C’est beau, le devoir

Le 18 mars 2009 l’association de lutte contre la corruption Anticor dépose une plainte pour prise illégale d’intérêts, suivie par une plainte des syndicats SUD et CGT de la Caisse d’Epargne. En effet, le Code pénal interdit, pour éviter tout conflit d’intérêt, à un fonctionnaire ou un agent public de travailler pour une entreprise qu’il a surveillée, avec laquelle il a conclu un contrat, sur laquelle il a donné des avis ou proposé des opérations à l’autorité compétente, dans un délai de trois ans. Mais l’affaire est classée sans suite par le Parquet de Paris.

L’affaire Pérol ne sera donc réouverte qu’en 2014 par le juge Roger Le Loire. Pour sa défense, Pérol déclare n’avoir jamais été candidat pour ce poste, qu’il aurait accepté par devoir. Il assure, par ailleurs, n’avoir joué qu’un rôle d’information dans un dossier qu’il considérait comme un « petit sujet dans son emploi du temps ». Il n’aurait, selon lui, rencontré que « trois ou quatre fois » les dirigeants des banques alors que l’analyse de son emploi du temps révèle quatorze rendez-vous entre octobre 2008 et février 2009.

Le rôle de l’ancien locataire de l’Elysée

Présenté comme un plan de sauvetage d’urgence des deux groupes mutualistes en pleine crise, il apparaît que le dossier de fusion des deux banques et la nomination de Pérol à la tête du nouveau groupe était prévu de longue date. De Philippe Dupont à Stéphane Richart (alors directeur de cabinet à Bercy), en passant par Alain Minc, tous s’accordent sur la prise en main du dossier par Sarkozy, qui était celui qui parlait et animait les réunions à l’Elysée. Pérol était le seul à pouvoir incarner « la mise sous tutelle d’Etat (…) pour rassurer le marché ».

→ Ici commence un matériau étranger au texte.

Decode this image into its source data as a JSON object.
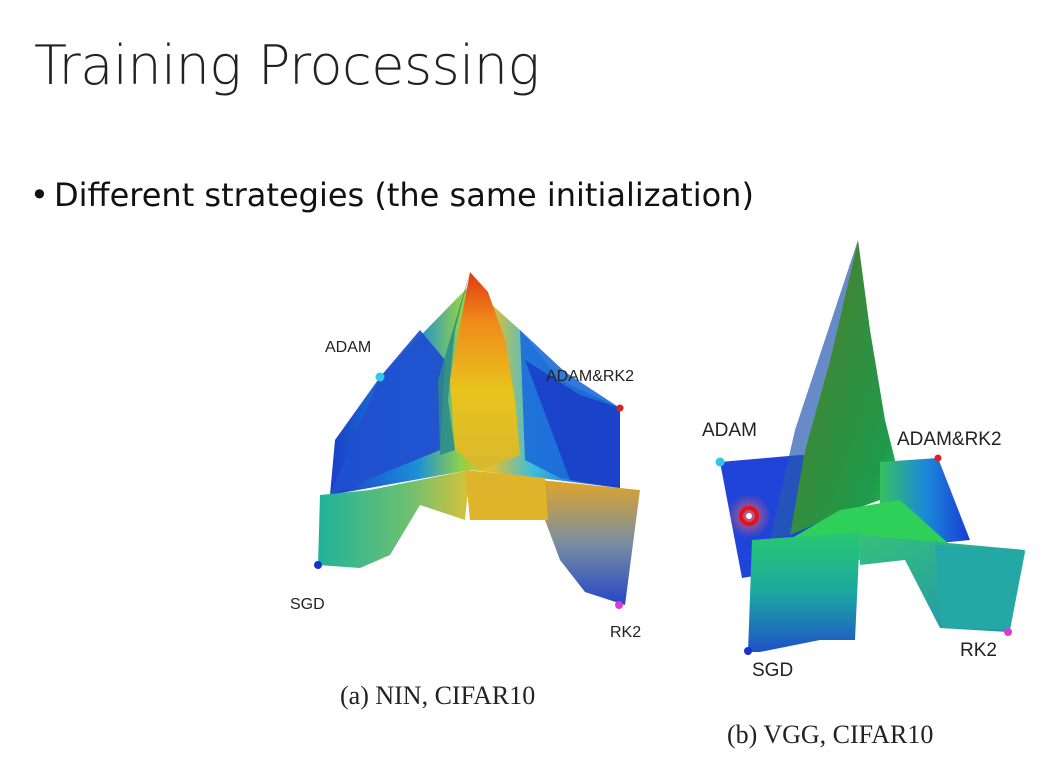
{
  "slide": {
    "title": "Training Processing",
    "bullet_marker": "•",
    "bullet": "Different strategies (the same initialization)"
  },
  "figure_a": {
    "labels": {
      "top_left": "ADAM",
      "top_right": "ADAM&RK2",
      "bottom_left": "SGD",
      "bottom_right": "RK2"
    },
    "caption": "(a) NIN, CIFAR10"
  },
  "figure_b": {
    "labels": {
      "top_left": "ADAM",
      "top_right": "ADAM&RK2",
      "bottom_left": "SGD",
      "bottom_right": "RK2"
    },
    "caption": "(b) VGG, CIFAR10"
  },
  "colors": {
    "adam_point": "#33c6e8",
    "adam_rk2_point": "#e02020",
    "sgd_point": "#1b2fd0",
    "rk2_point": "#d63cd6",
    "cursor_marker": "#e81010"
  }
}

François Sureau, avocat de la Caisse d’Epargne, confirme ces informations, par ailleurs : « avoir le plus proche collaborateur de Nicolas Sarkozy servira nos intérêts par rapport aux banquiers commerciaux ». Personne n’est dupe quant au caractère éminemment politique de la nomination de Pérol, sous le régime d’un hyperprésident cherchant à concentrer tous les pouvoirs de décision.

Le cas de François Pérol s’inscrit dans une longue série de nominations scandaleuses durant le quinquennat Sarkozy, dans tous les secteurs de la fonction publique à la fonction privée, « d’amis du président ». C’est ce qui a conduit aux nombreuses accusations de népotisme et de conflits d’intérêts de la part de la gauche durant la campagne présidentielle de 2012 dans ce que Hollande a appelé « l’Etat UMP ».

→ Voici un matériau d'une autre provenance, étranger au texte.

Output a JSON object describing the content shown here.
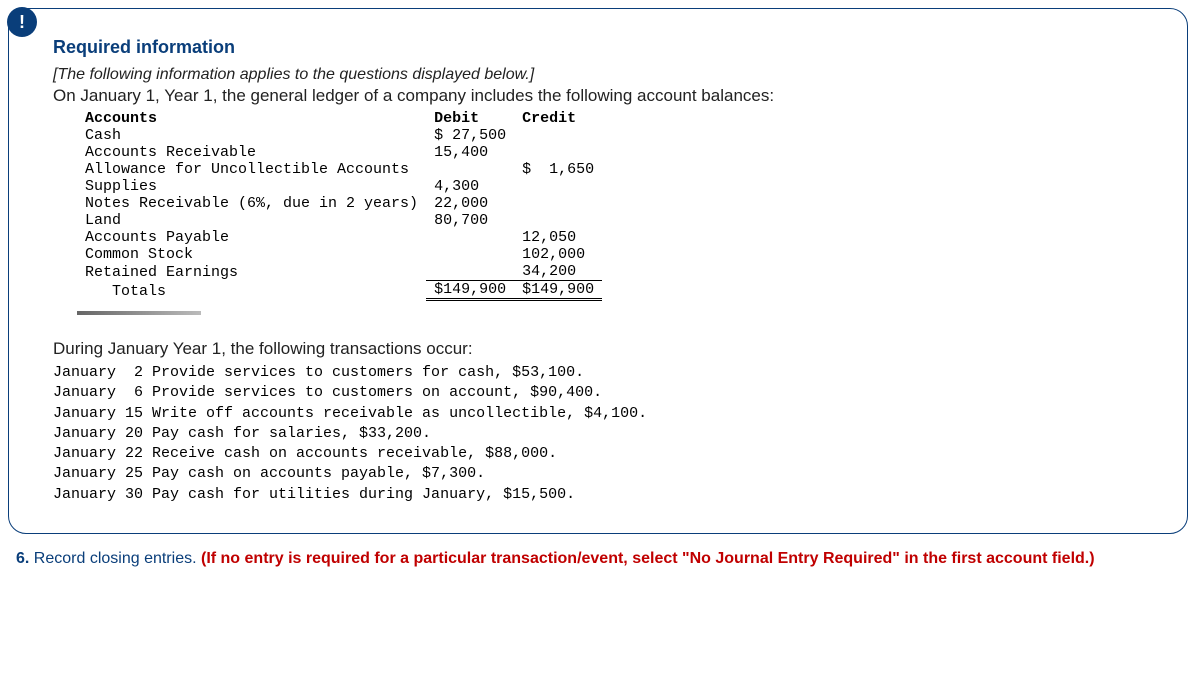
{
  "badge": "!",
  "title": "Required information",
  "italic_note": "[The following information applies to the questions displayed below.]",
  "lead": "On January 1, Year 1, the general ledger of a company includes the following account balances:",
  "ledger": {
    "headers": {
      "c0": "Accounts",
      "c1": "Debit",
      "c2": "Credit"
    },
    "rows": [
      {
        "acct": "Cash",
        "debit": "$ 27,500",
        "credit": ""
      },
      {
        "acct": "Accounts Receivable",
        "debit": "15,400",
        "credit": ""
      },
      {
        "acct": "Allowance for Uncollectible Accounts",
        "debit": "",
        "credit": "$  1,650"
      },
      {
        "acct": "Supplies",
        "debit": "4,300",
        "credit": ""
      },
      {
        "acct": "Notes Receivable (6%, due in 2 years)",
        "debit": "22,000",
        "credit": ""
      },
      {
        "acct": "Land",
        "debit": "80,700",
        "credit": ""
      },
      {
        "acct": "Accounts Payable",
        "debit": "",
        "credit": "12,050"
      },
      {
        "acct": "Common Stock",
        "debit": "",
        "credit": "102,000"
      },
      {
        "acct": "Retained Earnings",
        "debit": "",
        "credit": "34,200"
      }
    ],
    "totals": {
      "label": "   Totals",
      "debit": "$149,900",
      "credit": "$149,900"
    }
  },
  "trans_lead": "During January Year 1, the following transactions occur:",
  "transactions": [
    "January  2 Provide services to customers for cash, $53,100.",
    "January  6 Provide services to customers on account, $90,400.",
    "January 15 Write off accounts receivable as uncollectible, $4,100.",
    "January 20 Pay cash for salaries, $33,200.",
    "January 22 Receive cash on accounts receivable, $88,000.",
    "January 25 Pay cash on accounts payable, $7,300.",
    "January 30 Pay cash for utilities during January, $15,500."
  ],
  "q6": {
    "num": "6.",
    "text": " Record closing entries. ",
    "bold": "(If no entry is required for a particular transaction/event, select \"No Journal Entry Required\" in the first account field.)"
  }
}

Un procès qui tombe à pic pour Hollande

Si le Parquet de Paris avait classé sans suite la plainte d’Anticor et des syndicats en 2009, le Parquet a validé en 2014 l’accusation lancée par le juge Le Loire, après examen de l’enquête sur la nomination de Pérol que le juge a menée pendant deux ans. Inutile de dire que, pour Hollande, le procès tombe à pic.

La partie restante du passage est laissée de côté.